A unique study described molecular pathology within FVII deficiency in Tunisian patients concern Tunisian Jewish [6]. In this study they identified the p.R304Q mutation which is also present in one of our patients despite their different origin, the p.R304Q is a recurrent mutation known in different ethnics groups and populations. The others mutations described in this study are different from our identified mutations which confirm the Arabic origin of our patients.

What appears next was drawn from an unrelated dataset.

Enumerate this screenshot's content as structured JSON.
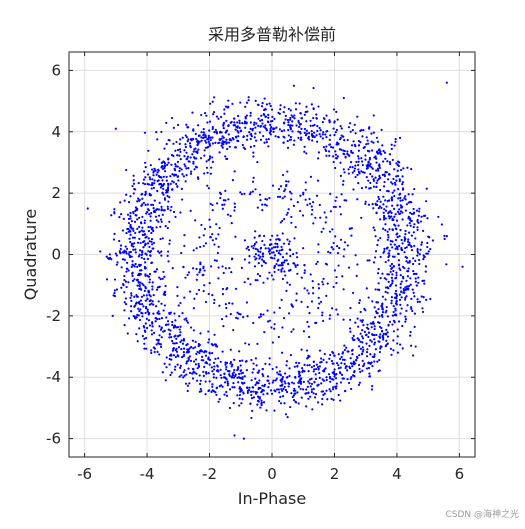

A few Tunisian studies were interested in the distribution of some polymorphisms (M1/M2 and P0/P10) in patients with FVII deficiency and healthy groups from different Tunisian regions demonstrate that the most frequent alleles are M1/M1 and P0/P0 in all the studied groups and also in groups from the North of Tunisia [4,5]. This distribution is confirmed in our patients who are from the North and in whom we identified only one allele M1/M2 in one patient/7 unrelated patients and we found the allele P0/P10 only in 2 patients. All the others patients are homozygous for the frequent alleles cited above.

Conclusion

This represents the first comprehensive molecular series of FVII deficiency affected patients in Tunisia. We identified 5 different mutations, one of them is novel. For 5 patients we didn’t identify any mutation with PCR/Sequencing protocol used in this study that’s why we investigate other approaches to identify the molecular defects in these patients. Since our patients are from the North province of Tunisia, we will try in the future to continue the molecular study for Tunisian patients from Center and South provinces in order to have a complete idea about the FVII deficiency mutational profile in our country. This allows us to understand the genotype/phenotype relations of this pathology since it has a heterogeneous clinical manifestation.

Competing interests

The authors stated that they had no interests which might be perceived as posing a conflict or bias.

Authors’ contributions

HE performed the research, analyzed the data and wrote the paper; FBL, WE, KZ and MZ contributed in the data collection; AJ and RS performed the research; MB, EBAA and GE designed the research. All authors read and approved the final manuscript.

Acknowledgments

We are grateful to our patients for their help and cooperation. We acknowledge Professor Jayandharan Giridhara Rao for his valuable help and advices.